The search for the missing 22 crew members of Stellar Daisy is entering its second week despite reports of little hope for finding any survivors expressed earlier.
A total of eight ships and two aircraft are now participating in the search operations coordinated by Uruguay’s Maritime Rescue Coordination Center (MRCC).
On April 8, one American aircraft and two merchant ships joined the search operations, according to the Uruguayan Navy.
On the same day, merchant ship Anna Maria found two life vests and several thermal suits but no trace of survivors was found.
Brazilian Air Force and Brazilian and Argentine navies have also deployed their assets to search for the missing ore carrier.
“The owners of the Stellar Daisy are working closely with the Uruguayan MRCC which are coordinating the search and rescue efforts for the crew of their vessel.
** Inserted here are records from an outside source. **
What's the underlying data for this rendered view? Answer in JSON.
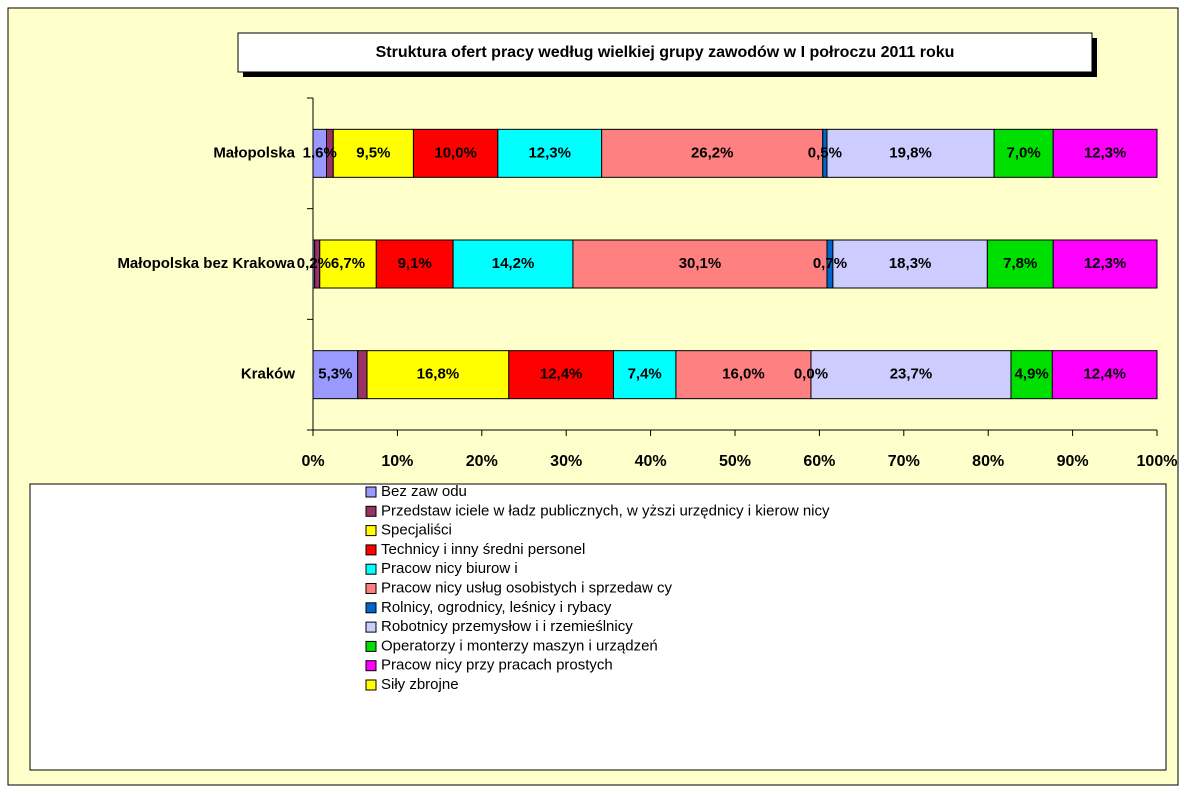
{
  "chart_data": {
    "type": "stacked_bar_horizontal",
    "title": "Struktura ofert pracy według wielkiej grupy zawodów w I połroczu 2011 roku",
    "categories": [
      "Małopolska",
      "Małopolska bez Krakowa",
      "Kraków"
    ],
    "xlim": [
      0,
      100
    ],
    "xticks": [
      {
        "value": 0,
        "label": "0%"
      },
      {
        "value": 10,
        "label": "10%"
      },
      {
        "value": 20,
        "label": "20%"
      },
      {
        "value": 30,
        "label": "30%"
      },
      {
        "value": 40,
        "label": "40%"
      },
      {
        "value": 50,
        "label": "50%"
      },
      {
        "value": 60,
        "label": "60%"
      },
      {
        "value": 70,
        "label": "70%"
      },
      {
        "value": 80,
        "label": "80%"
      },
      {
        "value": 90,
        "label": "90%"
      },
      {
        "value": 100,
        "label": "100%"
      }
    ],
    "legend": "bottom",
    "series": [
      {
        "name": "Bez zaw odu",
        "color": "#9999ff",
        "values": [
          1.6,
          0.2,
          5.3
        ],
        "value_labels": [
          "1,6%",
          "0,2%",
          "5,3%"
        ]
      },
      {
        "name": "Przedstaw iciele w ładz publicznych, w yższi urzędnicy i kierow nicy",
        "color": "#993366",
        "values": [
          0.8,
          0.6,
          1.1
        ],
        "value_labels": [
          null,
          null,
          null
        ]
      },
      {
        "name": "Specjaliści",
        "color": "#ffff00",
        "values": [
          9.5,
          6.7,
          16.8
        ],
        "value_labels": [
          "9,5%",
          "6,7%",
          "16,8%"
        ]
      },
      {
        "name": "Technicy i inny średni personel",
        "color": "#ff0000",
        "values": [
          10.0,
          9.1,
          12.4
        ],
        "value_labels": [
          "10,0%",
          "9,1%",
          "12,4%"
        ]
      },
      {
        "name": "Pracow nicy biurow i",
        "color": "#00ffff",
        "values": [
          12.3,
          14.2,
          7.4
        ],
        "value_labels": [
          "12,3%",
          "14,2%",
          "7,4%"
        ]
      },
      {
        "name": "Pracow nicy usług osobistych i sprzedaw cy",
        "color": "#ff8080",
        "values": [
          26.2,
          30.1,
          16.0
        ],
        "value_labels": [
          "26,2%",
          "30,1%",
          "16,0%"
        ]
      },
      {
        "name": "Rolnicy, ogrodnicy, leśnicy i rybacy",
        "color": "#0066cc",
        "values": [
          0.5,
          0.7,
          0.0
        ],
        "value_labels": [
          "0,5%",
          "0,7%",
          "0,0%"
        ]
      },
      {
        "name": "Robotnicy przemysłow i i rzemieślnicy",
        "color": "#ccccff",
        "values": [
          19.8,
          18.3,
          23.7
        ],
        "value_labels": [
          "19,8%",
          "18,3%",
          "23,7%"
        ]
      },
      {
        "name": "Operatorzy i monterzy maszyn i urządzeń",
        "color": "#00e000",
        "values": [
          7.0,
          7.8,
          4.9
        ],
        "value_labels": [
          "7,0%",
          "7,8%",
          "4,9%"
        ]
      },
      {
        "name": "Pracow nicy przy pracach prostych",
        "color": "#ff00ff",
        "values": [
          12.3,
          12.3,
          12.4
        ],
        "value_labels": [
          "12,3%",
          "12,3%",
          "12,4%"
        ]
      },
      {
        "name": "Siły zbrojne",
        "color": "#ffff00",
        "values": [
          0,
          0,
          0
        ],
        "value_labels": [
          null,
          null,
          null
        ]
      }
    ]
  }
}
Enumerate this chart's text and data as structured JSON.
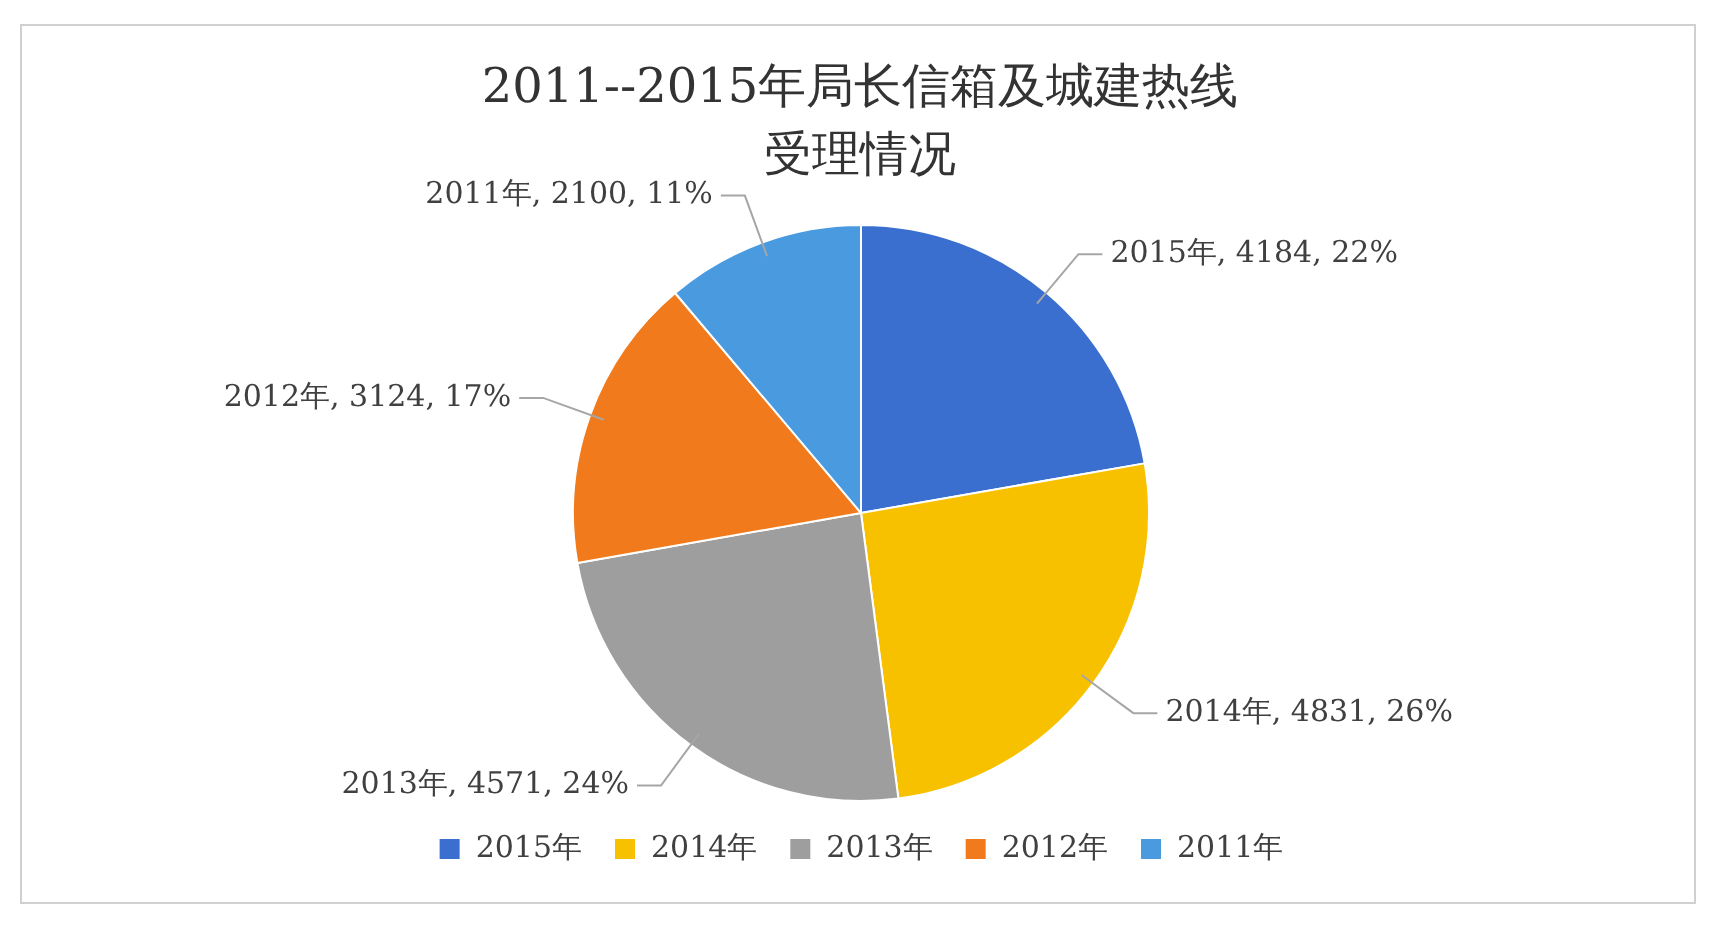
{
  "chart_data": {
    "type": "pie",
    "title": "2011--2015年局长信箱及城建热线受理情况",
    "categories": [
      "2015年",
      "2014年",
      "2013年",
      "2012年",
      "2011年"
    ],
    "values": [
      4184,
      4831,
      4571,
      3124,
      2100
    ],
    "colors": [
      "#3a6fd0",
      "#f7c100",
      "#9e9e9e",
      "#f07a1c",
      "#4a9ae0"
    ],
    "value_labels": [
      "2015年, 4184, 22%",
      "2014年, 4831, 26%",
      "2013年, 4571, 24%",
      "2012年, 3124, 17%",
      "2011年, 2100, 11%"
    ],
    "legend": "bottom"
  }
}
Polaris Shipping has diverted three of its own vessels to the area to assist the search and rescue efforts,” Polaris Shipping, Stellar Daisy’s owner, said in a separate statement.
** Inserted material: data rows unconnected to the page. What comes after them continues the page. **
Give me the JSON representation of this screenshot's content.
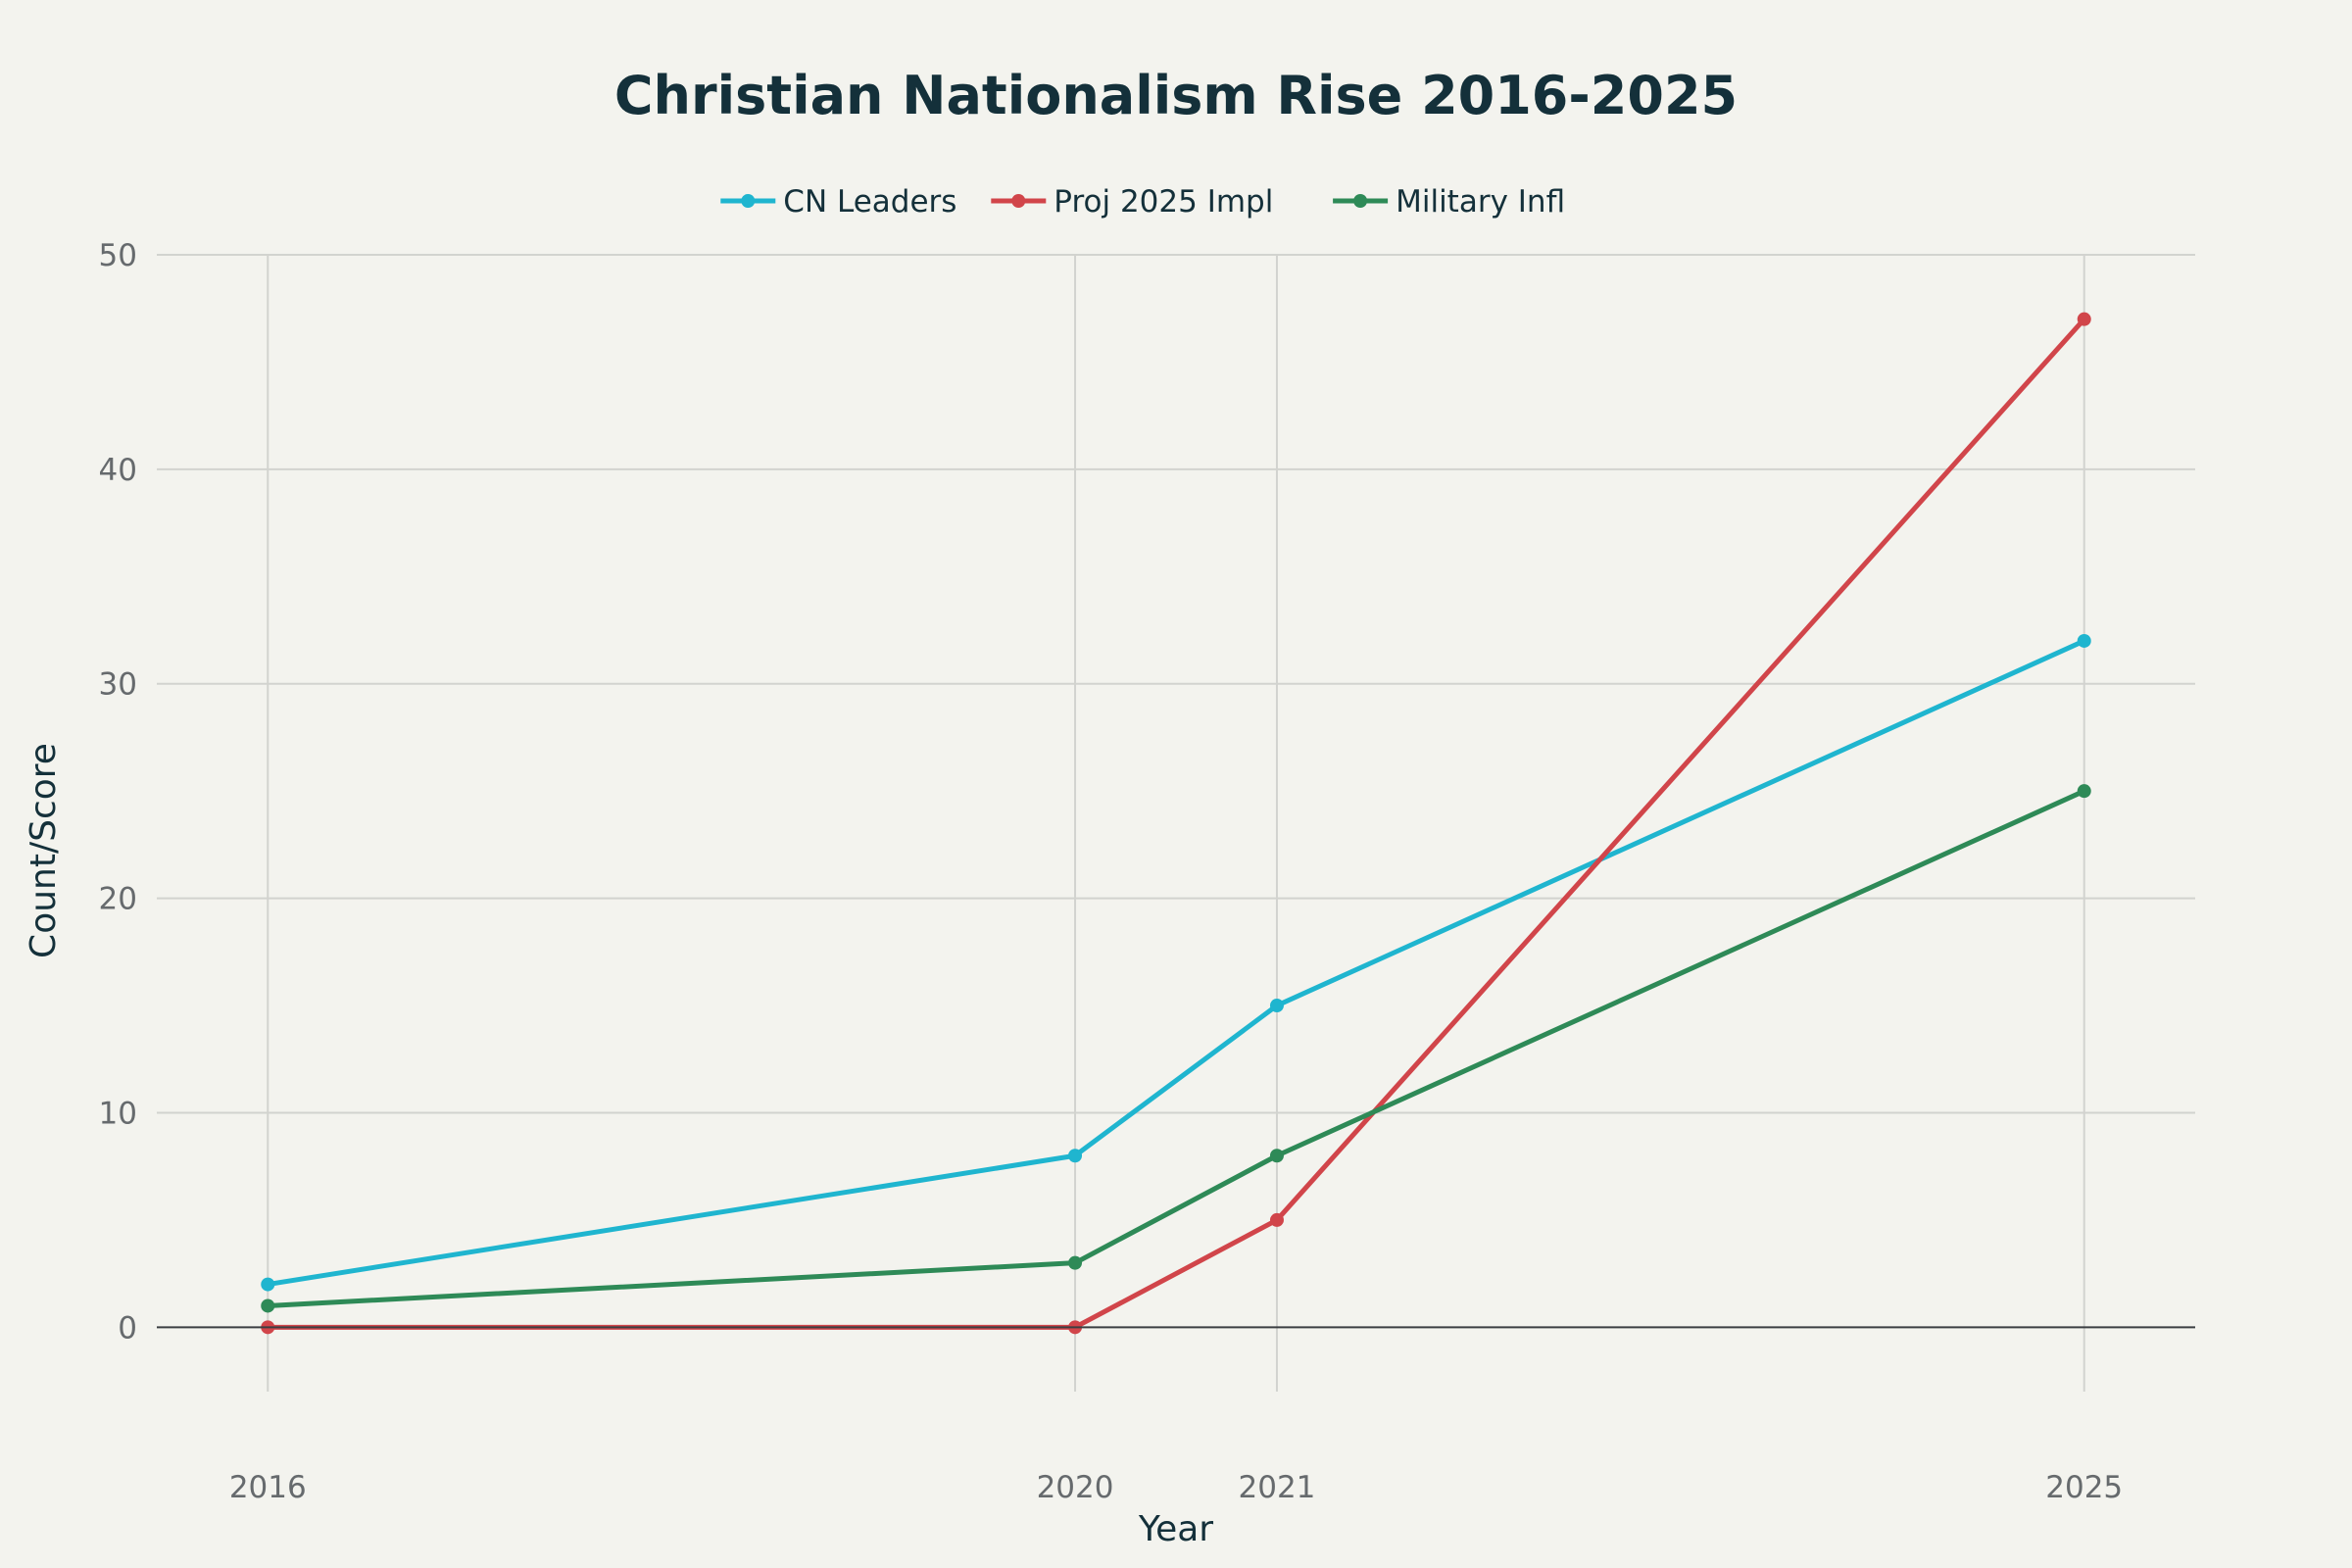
{
  "chart_data": {
    "type": "line",
    "title": "Christian Nationalism Rise 2016-2025",
    "xlabel": "Year",
    "ylabel": "Count/Score",
    "x": [
      2016,
      2020,
      2021,
      2025
    ],
    "x_ticks": [
      "2016",
      "2020",
      "2021",
      "2025"
    ],
    "xlim": [
      2015.45,
      2025.55
    ],
    "ylim": [
      -3,
      50
    ],
    "y_ticks": [
      0,
      10,
      20,
      30,
      40,
      50
    ],
    "grid": true,
    "legend_position": "top-center",
    "series": [
      {
        "name": "CN Leaders",
        "color": "#1fb5cf",
        "values": [
          2,
          8,
          15,
          32
        ]
      },
      {
        "name": "Proj 2025 Impl",
        "color": "#d1454a",
        "values": [
          0,
          0,
          5,
          47
        ]
      },
      {
        "name": "Military Infl",
        "color": "#2e8a57",
        "values": [
          1,
          3,
          8,
          25
        ]
      }
    ]
  }
}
The 266,100 dwt vessel went missing on March 31 and is believed to have sunk some 1,700 miles east of the Port of Montevideo, Uruguay. The ship was sailing from the Port of Guaiba, Brazil, to China, carrying 260,003 million tons of iron ore.
The 1993-built Stellar Daisy was carrying eight South Korean and sixteen Filipino sailors. Two of the sailors were rescued on April 2.
Gaston Jaunsolo, Spokesman for the Uruguay Navy, was cited earlier as saying that the ship is believed to have split in two and sank soon after. Media reports indicated that shifting of the cargo might have been the cause of the hull crack that led to the ship’s capsizing.
Polaris Shipping said it is investigating the cause of the accident in cooperation with the Marshall Islands Registry. In addition, the company and its P&I club have appointed experts to examine all factors that may have caused the ship’s sinking.